Lindsay Guarino, associate professor and chair of the Department of Music, Theatre and Dance, has published her second text on jazz dance, “Rooted Jazz Dance: Africanist Aesthetics and Equity in the Twenty-First Century,” from the University Press of Florida.
“Rooted Jazz Dance” challenges dominant narratives on jazz dance by looking critically at the impacts of white supremacy on a Black American art form. Co-editors are Carlos R. A. Jones, associate dean of the School of Arts and Sciences and professor of musical theatre and dance at the State University of New York College at Buffalo, and Wendy Oliver, professor of dance and chair of the Department of Theater, Dance and Film at Providence College.
Guarino, who previously co-edited “Jazz Dance: A History of the Roots and Branches,” authored three chapters in the new book: “Whiteness and the Fractured Jazz Dance Continuum,” “Where’s the Jazz? A Multi-Layered Approach for Viewing and Discussing Jazz Dance” and “Connective Threads: Jazz Aesthetics, Jazz Music, and the Future of Jazz Dance Studies.”
In the book, the authors argue that jazz dance’s inaccurate historical narrative often sets Euro-American aesthetics and values at its inception. Yet the writers argue that jazz dance’s roots were systemically erased and remain widely marginalized and untaught, and the devaluation of the Africanist origins and lineage in jazz dance has largely gone unchallenged.
That history of jazz dance is closely tied to the history of racism in the United States, according to the writers. Each contributor challenges a century of misappropriation by leaning into difficult conversations of reparations for jazz dance. The volume overcomes a major roadblock to racial justice in the dance field by amplifying the people and culture responsible for the jazz language.
The writers in “Rooted Jazz Dance” also offer strategies for teaching rooted jazz dance and provide examples for changing dance curricula. Featured are jazz dance scholars, practitioners, choreographers and educators from across the United States and Canada who share a goal of changing the course of practice in future generations.
“[The book] explores the long overdue recognition of jazz dance as historically a Black American form of dance, steeped in Africanist aesthetics that parallel the cultural history of Black people in the country,” wrote Halifu Osumare, author of “Dancing in Blackness: A Memoir,” in a review. “It is not only a timely correction to our dance culture, but is also necessary for proper assessment of who we are as a national culture.”
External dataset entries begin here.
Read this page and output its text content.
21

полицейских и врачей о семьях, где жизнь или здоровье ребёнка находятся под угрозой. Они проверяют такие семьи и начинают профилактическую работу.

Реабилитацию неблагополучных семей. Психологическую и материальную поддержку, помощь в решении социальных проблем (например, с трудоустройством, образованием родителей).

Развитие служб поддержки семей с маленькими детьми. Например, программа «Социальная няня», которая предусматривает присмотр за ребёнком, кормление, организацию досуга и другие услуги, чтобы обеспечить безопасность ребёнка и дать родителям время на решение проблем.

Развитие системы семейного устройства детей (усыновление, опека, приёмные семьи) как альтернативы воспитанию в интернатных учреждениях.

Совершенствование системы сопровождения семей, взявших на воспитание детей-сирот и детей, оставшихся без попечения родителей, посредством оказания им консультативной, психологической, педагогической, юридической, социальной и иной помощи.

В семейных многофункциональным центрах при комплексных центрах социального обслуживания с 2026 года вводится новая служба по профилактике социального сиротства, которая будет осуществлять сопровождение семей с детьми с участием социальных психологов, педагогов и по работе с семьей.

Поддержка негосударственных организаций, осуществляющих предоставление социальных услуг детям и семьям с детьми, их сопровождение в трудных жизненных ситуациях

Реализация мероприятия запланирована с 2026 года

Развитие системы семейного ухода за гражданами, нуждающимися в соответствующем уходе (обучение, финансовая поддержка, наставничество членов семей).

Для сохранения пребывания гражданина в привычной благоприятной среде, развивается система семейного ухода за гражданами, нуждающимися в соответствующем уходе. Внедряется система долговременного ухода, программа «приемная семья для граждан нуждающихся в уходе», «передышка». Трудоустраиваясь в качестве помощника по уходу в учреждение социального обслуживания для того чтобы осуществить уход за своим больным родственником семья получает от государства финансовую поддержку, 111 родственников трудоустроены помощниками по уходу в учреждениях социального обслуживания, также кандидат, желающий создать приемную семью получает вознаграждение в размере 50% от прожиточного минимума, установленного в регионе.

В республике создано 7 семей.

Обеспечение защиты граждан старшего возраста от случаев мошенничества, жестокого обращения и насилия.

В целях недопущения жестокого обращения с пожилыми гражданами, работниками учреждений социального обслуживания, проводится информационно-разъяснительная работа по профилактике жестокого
Jill Flanders Crosby, co-author of “Situated Narratives and Sacred Dance: Performing the Entangled Histories of Cuba and West Africa,” also endorsed the book. “Jazz has long assumed multiple identities, many that obscure its Africanist roots,” she wrote. “With courage and conviction, contributors do justice to the form and all of its identities while taking a firm stance in where it is truly rooted.”